Use In Specific Populations
Pregnancy Category C
There are no adequate and well-controlled studies of AMPYRA in pregnant women. Administration of dalfampridine to animals during pregnancy and lactation resulted in decreased offspring viability and growth at doses similar to the maximum recommended human dose (MRHD) of 20 mg/day. AMPYRA should be used during pregnancy only if the potential benefit justifies the potential risk to the fetus.
In developmental toxicity studies in rats and rabbits, dalfampridine was administered orally at doses up to 10 and 5 mg/kg/day, respectively, during the period of organogenesis. These doses are approximately 5 times the MRHD on a body surface area (mg/m²) basis. No evidence of developmental toxicity was found in either species at the highest doses tested, which were maternally toxic. Oral administration of dalfampridine (at doses of 1, 3, and 9 to 6 mg/kg/day; high dose reduced during the second week of dosing) to rats throughout the pregnancy and lactation periods resulted in decreased offspring survival and growth. The no-effect dose for pre- and postnatal developmental toxicity in rats (1 mg/kg) is approximately 0.5 times the MRHD on a mg/m² basis.
Labor and delivery
The effect of AMPYRA on labor and delivery in humans is unknown.

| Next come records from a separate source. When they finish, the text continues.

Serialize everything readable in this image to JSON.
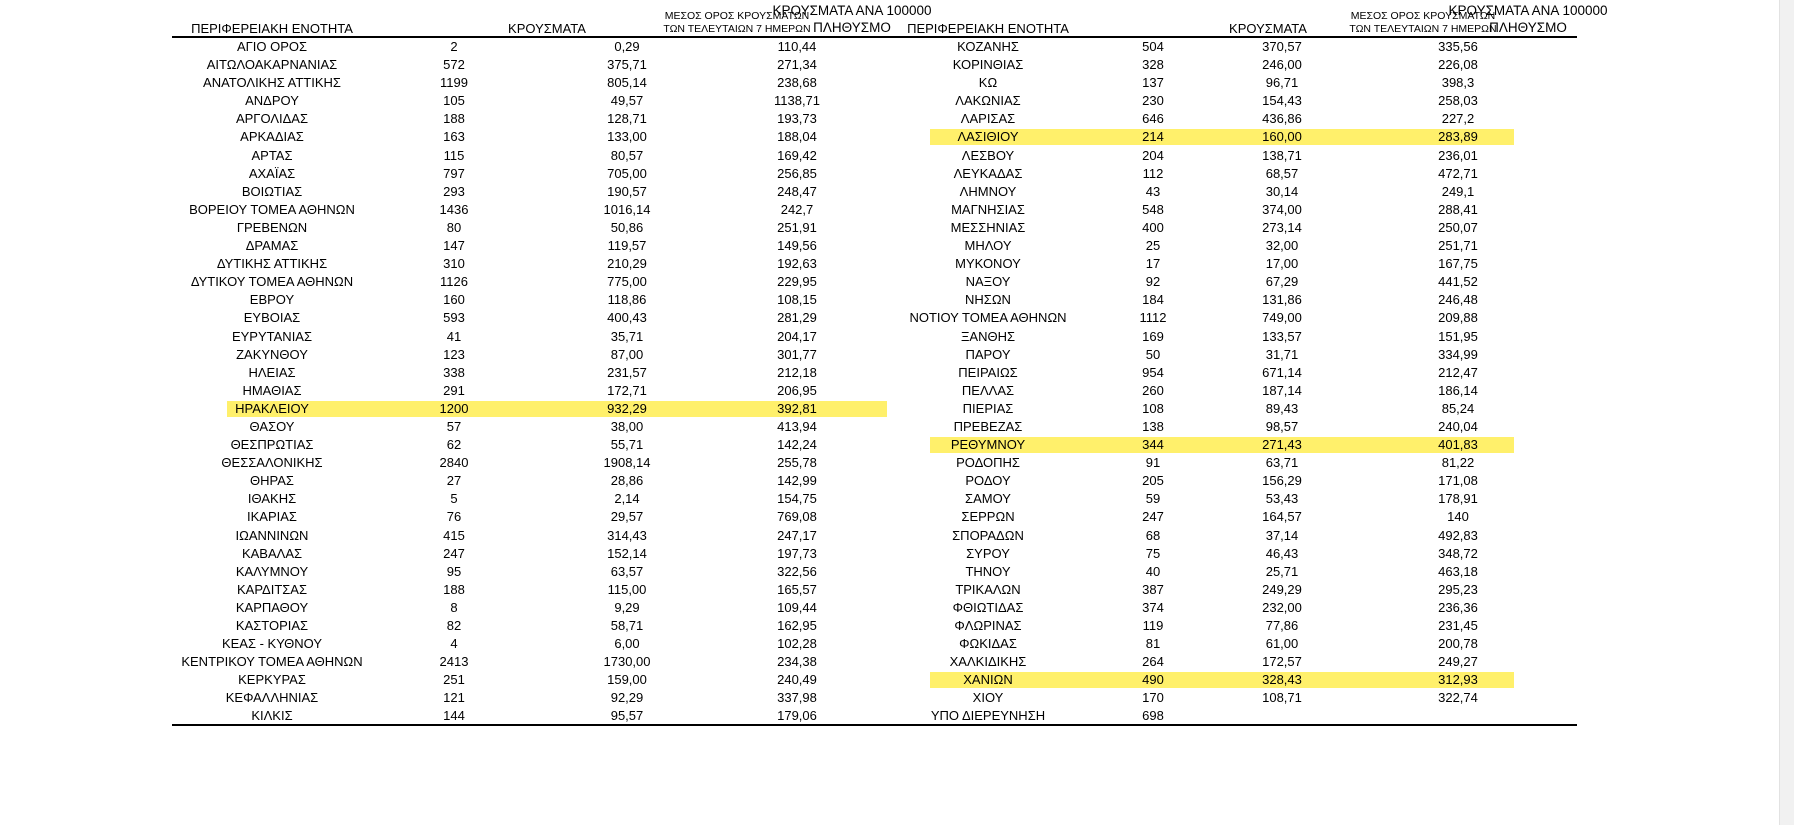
{
  "headers": {
    "region": "ΠΕΡΙΦΕΡΕΙΑΚΗ ΕΝΟΤΗΤΑ",
    "cases": "ΚΡΟΥΣΜΑΤΑ",
    "avg_line1": "ΜΕΣΟΣ ΟΡΟΣ ΚΡΟΥΣΜΑΤΩΝ",
    "avg_line2": "ΤΩΝ ΤΕΛΕΥΤΑΙΩΝ 7 ΗΜΕΡΩΝ",
    "per100k_line1": "ΚΡΟΥΣΜΑΤΑ ΑΝΑ 100000",
    "per100k_line2": "ΠΛΗΘΥΣΜΟ"
  },
  "highlight_color": "#fff06b",
  "left_rows": [
    {
      "region": "ΑΓΙΟ ΟΡΟΣ",
      "cases": "2",
      "avg": "0,29",
      "per100k": "110,44"
    },
    {
      "region": "ΑΙΤΩΛΟΑΚΑΡΝΑΝΙΑΣ",
      "cases": "572",
      "avg": "375,71",
      "per100k": "271,34"
    },
    {
      "region": "ΑΝΑΤΟΛΙΚΗΣ ΑΤΤΙΚΗΣ",
      "cases": "1199",
      "avg": "805,14",
      "per100k": "238,68"
    },
    {
      "region": "ΑΝΔΡΟΥ",
      "cases": "105",
      "avg": "49,57",
      "per100k": "1138,71"
    },
    {
      "region": "ΑΡΓΟΛΙΔΑΣ",
      "cases": "188",
      "avg": "128,71",
      "per100k": "193,73"
    },
    {
      "region": "ΑΡΚΑΔΙΑΣ",
      "cases": "163",
      "avg": "133,00",
      "per100k": "188,04"
    },
    {
      "region": "ΑΡΤΑΣ",
      "cases": "115",
      "avg": "80,57",
      "per100k": "169,42"
    },
    {
      "region": "ΑΧΑΪΑΣ",
      "cases": "797",
      "avg": "705,00",
      "per100k": "256,85"
    },
    {
      "region": "ΒΟΙΩΤΙΑΣ",
      "cases": "293",
      "avg": "190,57",
      "per100k": "248,47"
    },
    {
      "region": "ΒΟΡΕΙΟΥ ΤΟΜΕΑ ΑΘΗΝΩΝ",
      "cases": "1436",
      "avg": "1016,14",
      "per100k": "242,7"
    },
    {
      "region": "ΓΡΕΒΕΝΩΝ",
      "cases": "80",
      "avg": "50,86",
      "per100k": "251,91"
    },
    {
      "region": "ΔΡΑΜΑΣ",
      "cases": "147",
      "avg": "119,57",
      "per100k": "149,56"
    },
    {
      "region": "ΔΥΤΙΚΗΣ ΑΤΤΙΚΗΣ",
      "cases": "310",
      "avg": "210,29",
      "per100k": "192,63"
    },
    {
      "region": "ΔΥΤΙΚΟΥ ΤΟΜΕΑ ΑΘΗΝΩΝ",
      "cases": "1126",
      "avg": "775,00",
      "per100k": "229,95"
    },
    {
      "region": "ΕΒΡΟΥ",
      "cases": "160",
      "avg": "118,86",
      "per100k": "108,15"
    },
    {
      "region": "ΕΥΒΟΙΑΣ",
      "cases": "593",
      "avg": "400,43",
      "per100k": "281,29"
    },
    {
      "region": "ΕΥΡΥΤΑΝΙΑΣ",
      "cases": "41",
      "avg": "35,71",
      "per100k": "204,17"
    },
    {
      "region": "ΖΑΚΥΝΘΟΥ",
      "cases": "123",
      "avg": "87,00",
      "per100k": "301,77"
    },
    {
      "region": "ΗΛΕΙΑΣ",
      "cases": "338",
      "avg": "231,57",
      "per100k": "212,18"
    },
    {
      "region": "ΗΜΑΘΙΑΣ",
      "cases": "291",
      "avg": "172,71",
      "per100k": "206,95"
    },
    {
      "region": "ΗΡΑΚΛΕΙΟΥ",
      "cases": "1200",
      "avg": "932,29",
      "per100k": "392,81",
      "highlight": true
    },
    {
      "region": "ΘΑΣΟΥ",
      "cases": "57",
      "avg": "38,00",
      "per100k": "413,94"
    },
    {
      "region": "ΘΕΣΠΡΩΤΙΑΣ",
      "cases": "62",
      "avg": "55,71",
      "per100k": "142,24"
    },
    {
      "region": "ΘΕΣΣΑΛΟΝΙΚΗΣ",
      "cases": "2840",
      "avg": "1908,14",
      "per100k": "255,78"
    },
    {
      "region": "ΘΗΡΑΣ",
      "cases": "27",
      "avg": "28,86",
      "per100k": "142,99"
    },
    {
      "region": "ΙΘΑΚΗΣ",
      "cases": "5",
      "avg": "2,14",
      "per100k": "154,75"
    },
    {
      "region": "ΙΚΑΡΙΑΣ",
      "cases": "76",
      "avg": "29,57",
      "per100k": "769,08"
    },
    {
      "region": "ΙΩΑΝΝΙΝΩΝ",
      "cases": "415",
      "avg": "314,43",
      "per100k": "247,17"
    },
    {
      "region": "ΚΑΒΑΛΑΣ",
      "cases": "247",
      "avg": "152,14",
      "per100k": "197,73"
    },
    {
      "region": "ΚΑΛΥΜΝΟΥ",
      "cases": "95",
      "avg": "63,57",
      "per100k": "322,56"
    },
    {
      "region": "ΚΑΡΔΙΤΣΑΣ",
      "cases": "188",
      "avg": "115,00",
      "per100k": "165,57"
    },
    {
      "region": "ΚΑΡΠΑΘΟΥ",
      "cases": "8",
      "avg": "9,29",
      "per100k": "109,44"
    },
    {
      "region": "ΚΑΣΤΟΡΙΑΣ",
      "cases": "82",
      "avg": "58,71",
      "per100k": "162,95"
    },
    {
      "region": "ΚΕΑΣ - ΚΥΘΝΟΥ",
      "cases": "4",
      "avg": "6,00",
      "per100k": "102,28"
    },
    {
      "region": "ΚΕΝΤΡΙΚΟΥ ΤΟΜΕΑ ΑΘΗΝΩΝ",
      "cases": "2413",
      "avg": "1730,00",
      "per100k": "234,38"
    },
    {
      "region": "ΚΕΡΚΥΡΑΣ",
      "cases": "251",
      "avg": "159,00",
      "per100k": "240,49"
    },
    {
      "region": "ΚΕΦΑΛΛΗΝΙΑΣ",
      "cases": "121",
      "avg": "92,29",
      "per100k": "337,98"
    },
    {
      "region": "ΚΙΛΚΙΣ",
      "cases": "144",
      "avg": "95,57",
      "per100k": "179,06"
    }
  ],
  "right_rows": [
    {
      "region": "ΚΟΖΑΝΗΣ",
      "cases": "504",
      "avg": "370,57",
      "per100k": "335,56"
    },
    {
      "region": "ΚΟΡΙΝΘΙΑΣ",
      "cases": "328",
      "avg": "246,00",
      "per100k": "226,08"
    },
    {
      "region": "ΚΩ",
      "cases": "137",
      "avg": "96,71",
      "per100k": "398,3"
    },
    {
      "region": "ΛΑΚΩΝΙΑΣ",
      "cases": "230",
      "avg": "154,43",
      "per100k": "258,03"
    },
    {
      "region": "ΛΑΡΙΣΑΣ",
      "cases": "646",
      "avg": "436,86",
      "per100k": "227,2"
    },
    {
      "region": "ΛΑΣΙΘΙΟΥ",
      "cases": "214",
      "avg": "160,00",
      "per100k": "283,89",
      "highlight": true
    },
    {
      "region": "ΛΕΣΒΟΥ",
      "cases": "204",
      "avg": "138,71",
      "per100k": "236,01"
    },
    {
      "region": "ΛΕΥΚΑΔΑΣ",
      "cases": "112",
      "avg": "68,57",
      "per100k": "472,71"
    },
    {
      "region": "ΛΗΜΝΟΥ",
      "cases": "43",
      "avg": "30,14",
      "per100k": "249,1"
    },
    {
      "region": "ΜΑΓΝΗΣΙΑΣ",
      "cases": "548",
      "avg": "374,00",
      "per100k": "288,41"
    },
    {
      "region": "ΜΕΣΣΗΝΙΑΣ",
      "cases": "400",
      "avg": "273,14",
      "per100k": "250,07"
    },
    {
      "region": "ΜΗΛΟΥ",
      "cases": "25",
      "avg": "32,00",
      "per100k": "251,71"
    },
    {
      "region": "ΜΥΚΟΝΟΥ",
      "cases": "17",
      "avg": "17,00",
      "per100k": "167,75"
    },
    {
      "region": "ΝΑΞΟΥ",
      "cases": "92",
      "avg": "67,29",
      "per100k": "441,52"
    },
    {
      "region": "ΝΗΣΩΝ",
      "cases": "184",
      "avg": "131,86",
      "per100k": "246,48"
    },
    {
      "region": "ΝΟΤΙΟΥ ΤΟΜΕΑ ΑΘΗΝΩΝ",
      "cases": "1112",
      "avg": "749,00",
      "per100k": "209,88"
    },
    {
      "region": "ΞΑΝΘΗΣ",
      "cases": "169",
      "avg": "133,57",
      "per100k": "151,95"
    },
    {
      "region": "ΠΑΡΟΥ",
      "cases": "50",
      "avg": "31,71",
      "per100k": "334,99"
    },
    {
      "region": "ΠΕΙΡΑΙΩΣ",
      "cases": "954",
      "avg": "671,14",
      "per100k": "212,47"
    },
    {
      "region": "ΠΕΛΛΑΣ",
      "cases": "260",
      "avg": "187,14",
      "per100k": "186,14"
    },
    {
      "region": "ΠΙΕΡΙΑΣ",
      "cases": "108",
      "avg": "89,43",
      "per100k": "85,24"
    },
    {
      "region": "ΠΡΕΒΕΖΑΣ",
      "cases": "138",
      "avg": "98,57",
      "per100k": "240,04"
    },
    {
      "region": "ΡΕΘΥΜΝΟΥ",
      "cases": "344",
      "avg": "271,43",
      "per100k": "401,83",
      "highlight": true
    },
    {
      "region": "ΡΟΔΟΠΗΣ",
      "cases": "91",
      "avg": "63,71",
      "per100k": "81,22"
    },
    {
      "region": "ΡΟΔΟΥ",
      "cases": "205",
      "avg": "156,29",
      "per100k": "171,08"
    },
    {
      "region": "ΣΑΜΟΥ",
      "cases": "59",
      "avg": "53,43",
      "per100k": "178,91"
    },
    {
      "region": "ΣΕΡΡΩΝ",
      "cases": "247",
      "avg": "164,57",
      "per100k": "140"
    },
    {
      "region": "ΣΠΟΡΑΔΩΝ",
      "cases": "68",
      "avg": "37,14",
      "per100k": "492,83"
    },
    {
      "region": "ΣΥΡΟΥ",
      "cases": "75",
      "avg": "46,43",
      "per100k": "348,72"
    },
    {
      "region": "ΤΗΝΟΥ",
      "cases": "40",
      "avg": "25,71",
      "per100k": "463,18"
    },
    {
      "region": "ΤΡΙΚΑΛΩΝ",
      "cases": "387",
      "avg": "249,29",
      "per100k": "295,23"
    },
    {
      "region": "ΦΘΙΩΤΙΔΑΣ",
      "cases": "374",
      "avg": "232,00",
      "per100k": "236,36"
    },
    {
      "region": "ΦΛΩΡΙΝΑΣ",
      "cases": "119",
      "avg": "77,86",
      "per100k": "231,45"
    },
    {
      "region": "ΦΩΚΙΔΑΣ",
      "cases": "81",
      "avg": "61,00",
      "per100k": "200,78"
    },
    {
      "region": "ΧΑΛΚΙΔΙΚΗΣ",
      "cases": "264",
      "avg": "172,57",
      "per100k": "249,27"
    },
    {
      "region": "ΧΑΝΙΩΝ",
      "cases": "490",
      "avg": "328,43",
      "per100k": "312,93",
      "highlight": true
    },
    {
      "region": "ΧΙΟΥ",
      "cases": "170",
      "avg": "108,71",
      "per100k": "322,74"
    },
    {
      "region": "ΥΠΟ ΔΙΕΡΕΥΝΗΣΗ",
      "cases": "698",
      "avg": "",
      "per100k": ""
    }
  ]
}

It is not known whether dalfampridine is excreted in human milk. Because many drugs are excreted in human milk and because of the potential for serious adverse reactions in nursing infants from dalfampridine, a decision should be made whether to discontinue nursing or to discontinue the drug, taking into account the importance of the drug to the mother.
Safety and effectiveness of AMPYRA in patients younger than 18 years of age have not been established.

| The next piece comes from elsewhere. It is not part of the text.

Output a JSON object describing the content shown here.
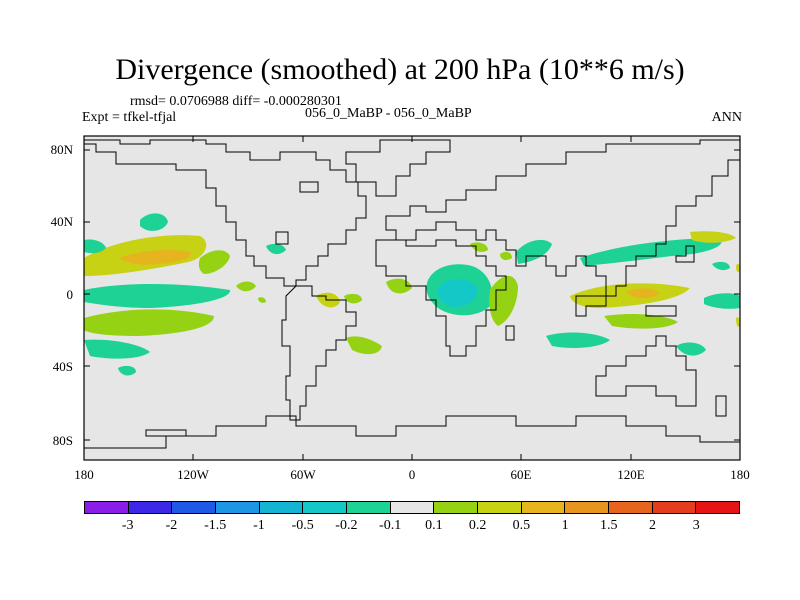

Clinical studies of AMPYRA did not include sufficient numbers of subjects aged 65 and over to determine whether they respond differently than younger subjects. A population PK analysis showed that dalfampridine clearance modestly decreased with increasing age, but not sufficiently to necessitate a modification of dose with age. Other reported clinical experience has identified no differences in responses between the elderly and younger patients.
AMPYRA is known to be substantially excreted by the kidneys and the risk of adverse reactions, including seizures, is greater with increasing exposure of dalfampridine. Because elderly patients are more likely to have decreased renal function, it is particularly important to know the estimated creatinine clearance (CrCl) in these patients [see WARNINGS AND PRECAUTIONS].
Impaired Renal Function
Clearance of dalfampridine is decreased in patients with renal impairment and is significantly correlated with creatinine clearance (CrCl) [see CLINICAL PHARMACOLOGY, Special Populations]. AMPYRA is contraindicated in patients with moderate or severe renal impairment (CrCl ≤ 50 mL/min) [see CONTRAINDICATIONS]. The risk of seizures in patients with mild renal impairment (CrCl 51–80 mL/min) is unknown, but dalfampridine plasma levels in these patients may approach those seen at a dose of 15 mg twice daily, a dose that may be associated with an increased risk of seizures. If unknown, estimated creatinine clearance should be calculated prior to initiating treatment with AMPYRA [see DOSAGE AND ADMINISTRATION and WARNINGS AND PRECAUTIONS].This monograph has been modified to include the generic and brand name in many instances.